Key Innovations for Efficient Secure Inference
ENSI brings several crucial innovations to make secure LLM inference practical:
Optimized Encoding and Matrix Multiplications: The framework uses an optimized encoding strategy that works seamlessly with BitNet. For ‘Plaintext-Ciphertext Matrix Multiplication’ (PCMM), where model weights are plaintext and user data is ciphertext, ENSI leverages BitNet’s ternary weights (values of -1, 0, or 1) to eliminate explicit multiplication operations, replacing them with much faster additions and subtractions. This results in an approximate 5.8 to 8 times speedup compared to state-of-the-art methods. For ‘Ciphertext-Ciphertext Matrix Multiplication’ (CCMM), which is crucial for attention mechanisms, ENSI introduces an innovative element extraction mechanism inspired by the ‘baby-step giant-step’ algorithm, drastically reducing the number of costly rotation operations.

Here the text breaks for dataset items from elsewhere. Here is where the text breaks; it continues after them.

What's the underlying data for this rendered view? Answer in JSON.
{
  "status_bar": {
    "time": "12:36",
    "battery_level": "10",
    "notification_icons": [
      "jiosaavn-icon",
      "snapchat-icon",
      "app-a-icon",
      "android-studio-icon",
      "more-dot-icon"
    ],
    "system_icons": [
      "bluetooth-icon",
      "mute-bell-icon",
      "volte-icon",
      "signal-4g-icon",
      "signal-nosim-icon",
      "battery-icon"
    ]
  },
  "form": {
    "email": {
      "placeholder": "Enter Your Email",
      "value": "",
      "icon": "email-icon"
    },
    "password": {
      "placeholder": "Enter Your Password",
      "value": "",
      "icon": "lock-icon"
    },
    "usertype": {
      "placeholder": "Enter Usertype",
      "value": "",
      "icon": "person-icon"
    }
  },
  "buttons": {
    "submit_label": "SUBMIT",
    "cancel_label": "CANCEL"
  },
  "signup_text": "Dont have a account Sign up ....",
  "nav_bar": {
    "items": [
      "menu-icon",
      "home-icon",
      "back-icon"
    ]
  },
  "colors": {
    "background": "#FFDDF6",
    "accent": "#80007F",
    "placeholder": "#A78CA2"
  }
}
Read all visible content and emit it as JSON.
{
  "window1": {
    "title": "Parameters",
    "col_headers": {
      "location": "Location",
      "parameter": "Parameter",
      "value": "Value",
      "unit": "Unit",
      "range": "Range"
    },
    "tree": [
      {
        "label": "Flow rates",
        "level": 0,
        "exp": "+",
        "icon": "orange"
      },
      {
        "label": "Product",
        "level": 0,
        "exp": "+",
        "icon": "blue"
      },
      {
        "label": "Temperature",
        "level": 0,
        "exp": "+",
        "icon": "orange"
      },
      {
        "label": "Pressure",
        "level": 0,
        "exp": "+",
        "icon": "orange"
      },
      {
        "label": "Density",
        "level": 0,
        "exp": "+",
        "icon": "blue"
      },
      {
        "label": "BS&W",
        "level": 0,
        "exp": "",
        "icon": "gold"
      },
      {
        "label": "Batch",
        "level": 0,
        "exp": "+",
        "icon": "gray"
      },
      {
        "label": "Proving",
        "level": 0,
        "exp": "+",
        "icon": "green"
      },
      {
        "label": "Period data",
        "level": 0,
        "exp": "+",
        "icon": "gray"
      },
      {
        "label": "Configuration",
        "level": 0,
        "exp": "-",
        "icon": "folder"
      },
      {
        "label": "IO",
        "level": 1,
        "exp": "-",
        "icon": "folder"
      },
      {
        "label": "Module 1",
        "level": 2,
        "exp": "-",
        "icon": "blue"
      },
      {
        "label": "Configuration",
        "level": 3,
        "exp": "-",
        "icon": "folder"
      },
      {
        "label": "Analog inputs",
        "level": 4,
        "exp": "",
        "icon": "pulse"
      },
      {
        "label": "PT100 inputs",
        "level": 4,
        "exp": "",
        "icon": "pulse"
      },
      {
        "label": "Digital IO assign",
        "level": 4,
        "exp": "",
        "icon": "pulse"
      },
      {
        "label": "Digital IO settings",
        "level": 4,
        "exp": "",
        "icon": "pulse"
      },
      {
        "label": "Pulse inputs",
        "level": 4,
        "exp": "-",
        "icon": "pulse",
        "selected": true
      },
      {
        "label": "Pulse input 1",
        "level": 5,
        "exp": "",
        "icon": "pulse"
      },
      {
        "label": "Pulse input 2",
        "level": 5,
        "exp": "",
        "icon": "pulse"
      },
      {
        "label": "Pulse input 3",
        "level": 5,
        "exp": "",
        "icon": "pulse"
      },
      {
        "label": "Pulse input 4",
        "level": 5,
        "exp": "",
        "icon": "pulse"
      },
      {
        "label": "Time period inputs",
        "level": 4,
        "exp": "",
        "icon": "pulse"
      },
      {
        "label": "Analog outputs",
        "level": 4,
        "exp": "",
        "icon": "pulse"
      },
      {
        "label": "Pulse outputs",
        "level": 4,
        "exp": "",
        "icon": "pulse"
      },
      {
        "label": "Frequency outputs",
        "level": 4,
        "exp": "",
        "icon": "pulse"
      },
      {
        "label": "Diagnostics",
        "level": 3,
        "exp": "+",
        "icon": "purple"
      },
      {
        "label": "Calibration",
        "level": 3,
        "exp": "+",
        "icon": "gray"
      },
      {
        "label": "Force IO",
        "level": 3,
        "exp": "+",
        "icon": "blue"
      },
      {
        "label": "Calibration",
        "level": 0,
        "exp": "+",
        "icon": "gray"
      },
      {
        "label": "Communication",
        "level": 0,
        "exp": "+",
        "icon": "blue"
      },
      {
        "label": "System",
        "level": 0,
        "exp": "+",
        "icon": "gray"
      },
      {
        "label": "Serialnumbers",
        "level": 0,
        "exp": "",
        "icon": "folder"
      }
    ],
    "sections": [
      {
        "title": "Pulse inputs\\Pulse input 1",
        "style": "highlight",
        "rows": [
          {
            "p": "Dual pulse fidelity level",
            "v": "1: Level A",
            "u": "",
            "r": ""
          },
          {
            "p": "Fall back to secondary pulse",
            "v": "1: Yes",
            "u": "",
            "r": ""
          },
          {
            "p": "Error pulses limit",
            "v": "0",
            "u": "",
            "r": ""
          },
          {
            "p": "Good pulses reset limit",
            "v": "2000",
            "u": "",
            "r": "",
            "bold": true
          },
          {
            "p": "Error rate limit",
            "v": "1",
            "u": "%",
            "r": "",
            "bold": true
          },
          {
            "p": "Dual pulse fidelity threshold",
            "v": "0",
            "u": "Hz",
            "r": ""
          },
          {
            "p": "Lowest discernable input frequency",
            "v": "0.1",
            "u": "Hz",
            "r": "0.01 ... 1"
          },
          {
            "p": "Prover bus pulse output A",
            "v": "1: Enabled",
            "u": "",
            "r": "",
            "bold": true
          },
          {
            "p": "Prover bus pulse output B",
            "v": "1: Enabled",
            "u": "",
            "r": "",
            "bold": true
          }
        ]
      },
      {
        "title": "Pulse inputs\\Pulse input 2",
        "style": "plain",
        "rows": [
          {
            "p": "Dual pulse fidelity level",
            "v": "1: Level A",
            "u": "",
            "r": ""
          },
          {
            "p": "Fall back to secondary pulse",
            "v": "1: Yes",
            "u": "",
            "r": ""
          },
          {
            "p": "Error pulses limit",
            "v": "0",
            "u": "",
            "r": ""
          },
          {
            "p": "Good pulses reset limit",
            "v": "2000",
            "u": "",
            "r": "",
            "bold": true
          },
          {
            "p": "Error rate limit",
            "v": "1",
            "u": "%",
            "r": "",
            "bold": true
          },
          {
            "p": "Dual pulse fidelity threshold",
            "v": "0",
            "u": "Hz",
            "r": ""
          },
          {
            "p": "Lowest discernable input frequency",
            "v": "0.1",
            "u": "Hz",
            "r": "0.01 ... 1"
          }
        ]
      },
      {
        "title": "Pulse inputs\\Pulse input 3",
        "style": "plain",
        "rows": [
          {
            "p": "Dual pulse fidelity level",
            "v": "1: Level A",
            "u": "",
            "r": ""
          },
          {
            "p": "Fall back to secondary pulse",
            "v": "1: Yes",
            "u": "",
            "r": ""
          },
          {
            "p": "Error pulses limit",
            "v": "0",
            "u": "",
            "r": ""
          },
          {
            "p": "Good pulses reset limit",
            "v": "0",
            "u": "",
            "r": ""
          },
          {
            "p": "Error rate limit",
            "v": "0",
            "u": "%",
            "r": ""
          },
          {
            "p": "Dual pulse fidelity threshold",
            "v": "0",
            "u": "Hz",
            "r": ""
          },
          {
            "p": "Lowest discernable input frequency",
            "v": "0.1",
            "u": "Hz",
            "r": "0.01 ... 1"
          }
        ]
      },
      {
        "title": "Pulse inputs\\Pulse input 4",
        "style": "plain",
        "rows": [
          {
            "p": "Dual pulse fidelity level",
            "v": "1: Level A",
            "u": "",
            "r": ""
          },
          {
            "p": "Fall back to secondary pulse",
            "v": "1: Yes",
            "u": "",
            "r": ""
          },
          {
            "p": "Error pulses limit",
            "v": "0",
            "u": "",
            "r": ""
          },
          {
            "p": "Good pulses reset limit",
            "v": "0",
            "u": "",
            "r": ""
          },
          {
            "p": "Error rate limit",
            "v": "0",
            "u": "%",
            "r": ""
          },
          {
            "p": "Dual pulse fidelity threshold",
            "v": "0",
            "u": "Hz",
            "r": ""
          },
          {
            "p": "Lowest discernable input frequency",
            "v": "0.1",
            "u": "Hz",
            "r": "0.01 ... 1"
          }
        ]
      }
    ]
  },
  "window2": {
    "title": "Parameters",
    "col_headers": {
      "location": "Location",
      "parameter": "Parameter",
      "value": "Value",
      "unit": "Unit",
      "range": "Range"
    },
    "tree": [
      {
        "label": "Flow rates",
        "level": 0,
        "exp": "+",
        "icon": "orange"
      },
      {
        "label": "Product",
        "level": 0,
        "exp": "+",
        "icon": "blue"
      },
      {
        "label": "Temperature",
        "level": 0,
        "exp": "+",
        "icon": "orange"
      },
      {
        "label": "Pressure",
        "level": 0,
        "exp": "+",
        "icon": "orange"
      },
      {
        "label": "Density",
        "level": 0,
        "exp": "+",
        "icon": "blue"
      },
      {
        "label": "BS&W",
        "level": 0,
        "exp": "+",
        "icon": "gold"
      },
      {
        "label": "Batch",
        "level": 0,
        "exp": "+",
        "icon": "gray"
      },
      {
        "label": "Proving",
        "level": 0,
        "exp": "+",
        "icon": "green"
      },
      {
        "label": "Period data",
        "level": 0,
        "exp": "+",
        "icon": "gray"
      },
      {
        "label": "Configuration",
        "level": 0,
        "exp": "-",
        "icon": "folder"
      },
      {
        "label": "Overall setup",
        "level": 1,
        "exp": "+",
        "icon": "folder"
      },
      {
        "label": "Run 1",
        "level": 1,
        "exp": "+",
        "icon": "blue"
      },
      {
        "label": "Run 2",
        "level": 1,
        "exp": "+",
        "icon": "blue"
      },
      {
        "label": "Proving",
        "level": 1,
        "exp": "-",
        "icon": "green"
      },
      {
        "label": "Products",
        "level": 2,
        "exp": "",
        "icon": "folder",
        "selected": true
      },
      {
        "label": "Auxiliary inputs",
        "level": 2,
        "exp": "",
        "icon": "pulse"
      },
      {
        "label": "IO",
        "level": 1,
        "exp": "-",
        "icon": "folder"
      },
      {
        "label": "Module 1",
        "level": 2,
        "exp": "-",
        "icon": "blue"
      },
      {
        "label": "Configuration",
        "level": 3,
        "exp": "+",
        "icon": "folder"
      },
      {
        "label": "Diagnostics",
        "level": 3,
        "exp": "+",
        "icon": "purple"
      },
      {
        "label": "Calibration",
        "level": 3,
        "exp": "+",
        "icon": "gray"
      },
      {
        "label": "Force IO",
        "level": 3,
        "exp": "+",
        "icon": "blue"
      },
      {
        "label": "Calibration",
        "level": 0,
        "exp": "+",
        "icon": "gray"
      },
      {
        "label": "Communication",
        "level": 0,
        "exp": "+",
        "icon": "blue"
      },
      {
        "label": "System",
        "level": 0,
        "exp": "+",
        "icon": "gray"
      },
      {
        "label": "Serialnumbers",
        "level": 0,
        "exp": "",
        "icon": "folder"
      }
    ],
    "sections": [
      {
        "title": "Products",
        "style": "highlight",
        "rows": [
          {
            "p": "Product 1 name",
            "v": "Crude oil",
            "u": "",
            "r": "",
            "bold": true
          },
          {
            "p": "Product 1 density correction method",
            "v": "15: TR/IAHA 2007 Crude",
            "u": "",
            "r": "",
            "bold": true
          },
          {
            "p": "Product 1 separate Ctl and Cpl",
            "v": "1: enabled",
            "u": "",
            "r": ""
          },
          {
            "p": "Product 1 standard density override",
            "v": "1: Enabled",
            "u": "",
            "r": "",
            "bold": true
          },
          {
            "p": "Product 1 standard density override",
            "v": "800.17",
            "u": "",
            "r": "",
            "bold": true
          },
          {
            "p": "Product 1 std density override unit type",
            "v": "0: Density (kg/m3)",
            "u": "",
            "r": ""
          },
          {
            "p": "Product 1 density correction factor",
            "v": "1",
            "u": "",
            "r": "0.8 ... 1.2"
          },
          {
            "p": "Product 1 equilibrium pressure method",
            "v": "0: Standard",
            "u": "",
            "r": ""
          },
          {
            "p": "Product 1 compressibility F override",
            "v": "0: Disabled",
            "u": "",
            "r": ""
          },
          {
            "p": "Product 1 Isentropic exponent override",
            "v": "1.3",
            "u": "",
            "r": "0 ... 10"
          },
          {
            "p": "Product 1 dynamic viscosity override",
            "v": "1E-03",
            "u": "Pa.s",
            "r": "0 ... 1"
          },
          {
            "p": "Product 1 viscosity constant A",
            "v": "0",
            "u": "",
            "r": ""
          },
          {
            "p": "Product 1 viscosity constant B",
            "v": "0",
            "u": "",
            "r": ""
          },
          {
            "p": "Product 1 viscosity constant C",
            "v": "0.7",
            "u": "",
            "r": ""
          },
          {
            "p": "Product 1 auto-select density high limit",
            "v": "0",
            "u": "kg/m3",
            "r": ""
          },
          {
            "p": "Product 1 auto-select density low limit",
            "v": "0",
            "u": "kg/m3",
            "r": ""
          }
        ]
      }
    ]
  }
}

Retraining-Free Secure Softmax Evaluation: The softmax function, vital for attention mechanisms, is a major computational hurdle under homomorphic encryption. Traditional methods either use computationally expensive high-degree polynomial approximations or require retraining the model with HE-friendly alternatives. ENSI pioneers the integration of the ‘Sigmoid Attention’ mechanism as a direct, retraining-free replacement for softmax. Sigmoid is simpler to encrypt and significantly reduces computational complexity.
Efficient Bootstrapping within RMSNorm: Bootstrapping is essential for refreshing ciphertexts but is extremely costly. ENSI cleverly embeds this operation within the ‘RMSNorm’ process, a normalization technique. By performing bootstrapping at a specific point during RMSNorm, ENSI reduces its frequency from being proportional to the embedding dimension to a constant, achieving the lowest bootstrapping frequency among existing schemes – accounting for just 1% of the total runtime, compared to over 60% in previous methods.
Performance and Accuracy
Experimental evaluations demonstrate ENSI’s significant performance advantages. Besides the matrix multiplication speedups, it achieves a 2.2 to 2.6 times speedup in softmax inference on a CPU. The framework was benchmarked on a LLaMA-3-700M model with 16 layers, processing 32 inputs of 2048 tokens – representing the largest known scale for secure inference to date. Despite these performance gains, ENSI maintains inference accuracy nearly comparable to plaintext inference across various datasets like PIQA, COPA, and SST.
Also Read:
- Breakthrough in Secure Language Model Decoding with Homomorphic Encryption
- BinaryShield: Protecting AI Services with Privacy-Preserving Attack Fingerprints
Looking Ahead
While ENSI marks a significant leap forward in making privacy-preserving LLM inference more efficient and practical, large-scale ciphertext matrix multiplication remains a primary bottleneck. The researchers aim to further integrate dedicated hardware acceleration, such as GPUs, with the ENSI framework to achieve fully secure large model inference at even greater speeds in the future.